When assessment does not go to plan
You will have an opportunity to submit the assessments at a later time in the year if you have not been able to take or pass a summative assessment. These will be the same assessments as to be submitted by the original deadlines.
However, no further training or guidance will be given, as this would disadvantage students submitting by the original deadlines.
If this unit has a Resource List, you will normally find a link to it in the Blackboard area for the unit. Sometimes there will be a separate link for each weekly topic.
If you are unable to access a list through Blackboard, you can also find it via the Resource Lists homepage. Search for the list by the unit name or code (e.g. BIOL20020).
How much time the unit requires
Each credit equates to 10 hours of total student input. For example a 20 credit unit will take you 200 hours
of study to complete. Your total learning time is made up of contact time, directed learning tasks,
independent learning and assessment activity.
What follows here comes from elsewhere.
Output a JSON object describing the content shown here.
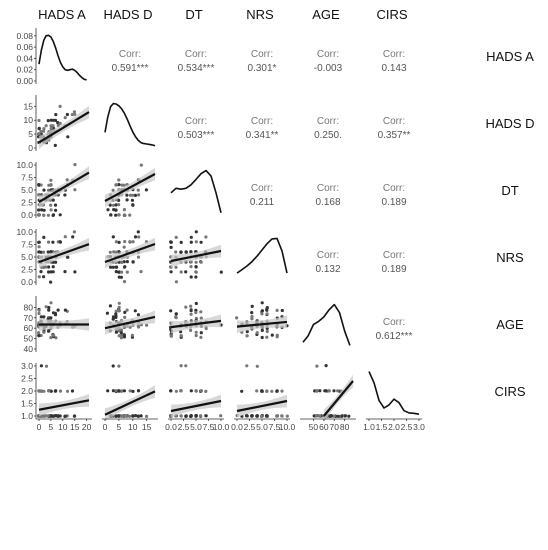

See the University Workload statement relating to this unit for more information.
Assessment
The assessment methods listed in this unit specification are designed to enable students to demonstrate the named learning outcomes (LOs). Where a disability prevents a student from undertaking a specific method of assessment, schools will make reasonable adjustments to support a student to demonstrate the LO by an alternative method or with additional resources.
The Board of Examiners will consider all cases where students have failed or not completed the assessments required for credit.
The Board considers each student's outcomes across all the units which contribute to each year's programme of study. For appropriate assessments, if you have self-certificated your absence, you will normally be required to complete it the next time it runs (for assessments at the end of TB1 and TB2 this is usually in the next re-assessment period).
The Board of Examiners will take into account any exceptional circumstances and operates
within the Regulations and Code of Practice for Taught Programmes.